Jim Watson et Eugene Melnyk

Les appuis à Melnyk s’étiolent

ÉDITORIAL / Les appuis à Eugene Melnyk s’étiolent. Il n’y a plus que quelques fidèles qui sont encore fiers de ses Sénateurs d’Ottawa. Tous les autres désertent le bateau ou à tout le moins, l’ignorent pendant qu’il tente de se remettre à flot.

Le Droit estime pour sa part que la réputation de M. Melnyk s’est pas mal effilochée. Il devra sortir un lapin de son chapeau pour relancer l’équipe de la Ligue nationale de hockey, et bien peu de personnes y croient encore. Nous sommes prêts à lui consentir une ultime chance, mais il devra l’utiliser à bon escient. Son capital est dangereusement vidé.

L’un des plus prudents observateurs de la scène est le maire d’Ottawa, Jim Watson. Il fait attention de ne pas jeter l’huile sur le feu. Mais il s’en approche de très près.

« Je ne crois pas que M. Melnyk ait facilité le processus en réfléchissant à voix haute sur le bien fondé de déménager son club au centre-ville, a-t-il confié. Il a porté un coup à la crédibilité de son club et à sa propre crédibilité. »

M. Watson se référait ici à des commentaires d’Eugene Melnyk, en décembre 2017, en marge de la classique hivernale à Ottawa. Il avait alors évoqué un possible déménagement de l’équipe.

Depuis, les négociations qu’il menait avec la Commission de la capitale nationale et avec son partenaire John Ruddy, de Trinity Developments, ont échoué. Les deux hommes se poursuivent mutuellement en cour pour 1,7 milliard $. Rien de bon n’en sera tiré. Les derniers appels à une entente de dernière minute ont achoppé, mercredi.

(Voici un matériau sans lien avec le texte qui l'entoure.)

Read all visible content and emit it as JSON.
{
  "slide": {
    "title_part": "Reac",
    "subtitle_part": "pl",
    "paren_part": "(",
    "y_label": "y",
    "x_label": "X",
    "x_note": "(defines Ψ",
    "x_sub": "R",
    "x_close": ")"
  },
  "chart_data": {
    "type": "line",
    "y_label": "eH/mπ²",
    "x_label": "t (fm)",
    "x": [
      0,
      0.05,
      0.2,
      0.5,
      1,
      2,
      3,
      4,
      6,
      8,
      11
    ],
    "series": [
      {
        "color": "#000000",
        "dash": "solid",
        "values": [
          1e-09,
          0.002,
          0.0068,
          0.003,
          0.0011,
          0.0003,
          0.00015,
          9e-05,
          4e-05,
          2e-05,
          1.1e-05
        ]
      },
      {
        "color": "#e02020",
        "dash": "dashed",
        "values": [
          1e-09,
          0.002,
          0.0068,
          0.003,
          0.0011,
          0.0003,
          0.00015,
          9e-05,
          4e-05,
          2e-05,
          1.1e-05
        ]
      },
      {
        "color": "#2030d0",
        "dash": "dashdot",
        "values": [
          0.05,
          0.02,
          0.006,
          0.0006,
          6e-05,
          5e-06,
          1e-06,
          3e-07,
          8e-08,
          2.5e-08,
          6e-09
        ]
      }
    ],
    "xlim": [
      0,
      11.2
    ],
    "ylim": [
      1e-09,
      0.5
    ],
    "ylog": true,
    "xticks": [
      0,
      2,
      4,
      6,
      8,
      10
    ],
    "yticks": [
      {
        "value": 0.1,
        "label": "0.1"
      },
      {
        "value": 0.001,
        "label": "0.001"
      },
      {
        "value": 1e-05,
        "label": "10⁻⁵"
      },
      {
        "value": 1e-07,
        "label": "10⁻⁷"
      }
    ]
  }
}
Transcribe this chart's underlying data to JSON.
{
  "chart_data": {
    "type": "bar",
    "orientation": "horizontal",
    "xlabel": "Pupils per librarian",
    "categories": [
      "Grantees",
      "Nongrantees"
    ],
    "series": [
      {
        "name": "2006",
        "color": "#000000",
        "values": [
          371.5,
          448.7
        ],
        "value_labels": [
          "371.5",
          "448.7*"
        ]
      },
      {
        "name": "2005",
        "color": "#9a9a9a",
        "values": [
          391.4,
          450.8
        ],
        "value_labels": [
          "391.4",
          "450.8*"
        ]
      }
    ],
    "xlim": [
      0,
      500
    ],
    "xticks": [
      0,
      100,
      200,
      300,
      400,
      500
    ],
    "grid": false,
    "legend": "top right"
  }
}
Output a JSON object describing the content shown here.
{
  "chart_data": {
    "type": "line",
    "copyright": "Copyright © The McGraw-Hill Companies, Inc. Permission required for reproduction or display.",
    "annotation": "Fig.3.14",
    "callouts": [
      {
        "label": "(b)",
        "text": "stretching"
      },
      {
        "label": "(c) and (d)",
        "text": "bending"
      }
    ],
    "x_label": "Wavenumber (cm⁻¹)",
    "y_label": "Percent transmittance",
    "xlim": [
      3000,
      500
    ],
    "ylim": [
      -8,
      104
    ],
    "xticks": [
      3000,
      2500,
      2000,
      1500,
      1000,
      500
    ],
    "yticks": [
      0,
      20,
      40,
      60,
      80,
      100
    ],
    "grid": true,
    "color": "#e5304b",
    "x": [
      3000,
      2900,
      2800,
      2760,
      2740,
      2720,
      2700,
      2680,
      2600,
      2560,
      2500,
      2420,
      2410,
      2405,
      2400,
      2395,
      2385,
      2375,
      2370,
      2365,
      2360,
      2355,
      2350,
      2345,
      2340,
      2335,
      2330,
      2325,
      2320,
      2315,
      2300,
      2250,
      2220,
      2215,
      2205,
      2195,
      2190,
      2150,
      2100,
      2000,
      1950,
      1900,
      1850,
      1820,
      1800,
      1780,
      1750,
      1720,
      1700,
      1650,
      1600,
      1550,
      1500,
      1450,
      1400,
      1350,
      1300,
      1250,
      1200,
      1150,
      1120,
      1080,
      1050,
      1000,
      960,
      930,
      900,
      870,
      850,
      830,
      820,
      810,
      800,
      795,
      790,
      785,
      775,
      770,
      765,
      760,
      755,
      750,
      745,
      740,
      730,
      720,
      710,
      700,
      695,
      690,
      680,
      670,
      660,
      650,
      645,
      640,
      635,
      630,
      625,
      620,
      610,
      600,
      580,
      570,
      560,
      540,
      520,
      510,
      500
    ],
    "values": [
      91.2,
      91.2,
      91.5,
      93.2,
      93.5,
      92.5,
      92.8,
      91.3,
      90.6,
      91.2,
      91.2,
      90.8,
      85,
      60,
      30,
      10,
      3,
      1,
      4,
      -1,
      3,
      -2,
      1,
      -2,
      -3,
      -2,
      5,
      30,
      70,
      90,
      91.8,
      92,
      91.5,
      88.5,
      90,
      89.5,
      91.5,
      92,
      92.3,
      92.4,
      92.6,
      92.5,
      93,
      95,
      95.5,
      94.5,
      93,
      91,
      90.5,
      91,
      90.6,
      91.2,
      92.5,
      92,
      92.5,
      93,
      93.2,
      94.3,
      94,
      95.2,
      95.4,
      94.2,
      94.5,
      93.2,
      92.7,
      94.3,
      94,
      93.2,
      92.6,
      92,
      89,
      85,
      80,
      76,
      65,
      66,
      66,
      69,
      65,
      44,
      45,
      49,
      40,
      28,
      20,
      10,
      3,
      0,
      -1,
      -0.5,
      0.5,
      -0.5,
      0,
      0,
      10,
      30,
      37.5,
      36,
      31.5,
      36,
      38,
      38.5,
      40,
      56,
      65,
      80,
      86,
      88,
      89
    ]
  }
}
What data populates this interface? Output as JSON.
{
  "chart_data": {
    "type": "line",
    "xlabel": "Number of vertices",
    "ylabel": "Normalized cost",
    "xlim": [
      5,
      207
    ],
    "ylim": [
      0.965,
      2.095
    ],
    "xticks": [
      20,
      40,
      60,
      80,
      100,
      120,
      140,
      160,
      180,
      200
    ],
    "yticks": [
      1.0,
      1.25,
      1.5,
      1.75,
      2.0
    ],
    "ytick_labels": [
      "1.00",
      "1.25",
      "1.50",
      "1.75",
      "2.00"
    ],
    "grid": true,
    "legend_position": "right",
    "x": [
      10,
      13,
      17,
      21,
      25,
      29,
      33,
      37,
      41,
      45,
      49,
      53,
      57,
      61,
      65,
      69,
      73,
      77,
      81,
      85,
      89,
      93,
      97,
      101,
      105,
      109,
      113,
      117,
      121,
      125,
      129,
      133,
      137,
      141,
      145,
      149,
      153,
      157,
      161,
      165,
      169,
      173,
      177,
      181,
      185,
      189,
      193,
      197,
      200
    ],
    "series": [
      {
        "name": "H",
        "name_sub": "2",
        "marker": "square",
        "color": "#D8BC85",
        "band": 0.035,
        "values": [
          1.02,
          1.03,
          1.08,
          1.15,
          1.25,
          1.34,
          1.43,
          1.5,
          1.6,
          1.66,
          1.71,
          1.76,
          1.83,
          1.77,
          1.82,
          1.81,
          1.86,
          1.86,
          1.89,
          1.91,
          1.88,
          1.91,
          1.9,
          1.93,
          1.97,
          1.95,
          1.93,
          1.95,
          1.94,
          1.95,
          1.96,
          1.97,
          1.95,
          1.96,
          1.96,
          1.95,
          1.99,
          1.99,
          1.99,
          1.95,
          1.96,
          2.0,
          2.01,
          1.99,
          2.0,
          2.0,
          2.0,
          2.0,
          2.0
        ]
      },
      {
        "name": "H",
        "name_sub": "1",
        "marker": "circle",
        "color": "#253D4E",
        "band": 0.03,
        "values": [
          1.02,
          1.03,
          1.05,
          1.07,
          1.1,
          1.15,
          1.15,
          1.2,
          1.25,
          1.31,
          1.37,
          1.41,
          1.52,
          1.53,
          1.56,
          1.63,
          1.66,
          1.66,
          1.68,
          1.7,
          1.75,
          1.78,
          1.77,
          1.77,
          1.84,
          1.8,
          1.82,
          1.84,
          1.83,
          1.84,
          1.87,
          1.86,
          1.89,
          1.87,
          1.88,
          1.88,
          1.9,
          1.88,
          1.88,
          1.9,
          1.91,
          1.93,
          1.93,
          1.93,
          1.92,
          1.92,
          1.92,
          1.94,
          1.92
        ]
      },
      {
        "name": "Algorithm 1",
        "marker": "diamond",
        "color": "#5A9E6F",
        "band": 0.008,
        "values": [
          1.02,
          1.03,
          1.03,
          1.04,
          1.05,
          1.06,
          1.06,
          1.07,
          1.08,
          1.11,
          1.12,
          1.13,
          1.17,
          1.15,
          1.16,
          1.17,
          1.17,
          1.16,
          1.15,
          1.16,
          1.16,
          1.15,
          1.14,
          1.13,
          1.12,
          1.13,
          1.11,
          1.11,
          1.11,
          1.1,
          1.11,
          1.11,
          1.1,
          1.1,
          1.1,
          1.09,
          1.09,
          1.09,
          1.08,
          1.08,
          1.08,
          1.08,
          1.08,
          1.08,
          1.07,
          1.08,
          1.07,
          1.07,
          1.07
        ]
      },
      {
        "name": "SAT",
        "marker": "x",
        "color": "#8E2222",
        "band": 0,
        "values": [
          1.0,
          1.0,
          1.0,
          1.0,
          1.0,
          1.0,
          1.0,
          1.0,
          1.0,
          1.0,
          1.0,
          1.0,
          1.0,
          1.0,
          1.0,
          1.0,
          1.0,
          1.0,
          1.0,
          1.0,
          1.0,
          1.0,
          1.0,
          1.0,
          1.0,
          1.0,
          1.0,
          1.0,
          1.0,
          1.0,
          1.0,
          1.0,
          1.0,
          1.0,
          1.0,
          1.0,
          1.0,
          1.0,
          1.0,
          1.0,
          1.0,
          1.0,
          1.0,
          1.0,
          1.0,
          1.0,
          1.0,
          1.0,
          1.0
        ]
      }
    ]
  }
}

« Ils traversent vraiment des temps difficiles, a poursuivi M. Watson, d’ordinaire une voix de raison. Ils sont à la queue du classement, ils ont échangé trois de leurs meilleurs joueurs, et puis maintenant ceci. Mais il ne faut pas blâmer l’équipe ni les joueurs, il faut continuer de les appuyer. »

M. Melnyk n’a plus les ressources financières pour financer un amphithéâtre de 500 millions $. Il a à peine de quoi payer les dépenses courantes. Il est pris à la gorge. Des acheteurs se sont pointés, mais il refuse de vendre. Il devra fort probablement s’y résigner un jour proche.

Dans tout cela, il y a l’appui de la LNH et du commissaire Gary Bettman. Il ne lèvera pas le petit doigt pour pousser Eugene Melnyk vers la sortie. Il s’est toujours placé dans le sens de la continuité et a enduré des situations bien pires en Arizona, notamment.

Entre temps, M. Melnyk cherche une solution pour son club, comme celle de dénicher un terrain au centre-ville où construire un nouvel aréna. Mais il ne faudra pas que ça coûte cher : un nœud gordien qui ne peut mener qu’à une solution de petite semaine indigne d’une équipe de la LNH.

À moins que la Commission de la capitale nationale ne réussisse à ficeler un autre complexe projet mariant édifices résidentiels, commerciaux et communautaires, avec d’autres partenaires, où serait réservé un terrain susceptible d’accueillir un aréna.

Cela est improbable, mais pas hors du domaine du possible.

Il s’agit d’un mandat majeur pour Tobi Nussbaum, l’ex-conseiller municipal devenu président de la CCN, en janvier.

Tout cela paraît bien sombre présentement, et ce l’est. Jusqu’à ce qu’une solution n’émerge. La vente du club ? Un nouveau site au centre-ville pour les Sénateurs ? Ou sur les plaines LeBreton ? Tout est possible et en se libérant du carcan de la CCN, Eugene Melnyk vient de gagner du temps, mais du temps qui rongera ses revenus futurs et qui ronge la patience déjà bien usée des amateurs.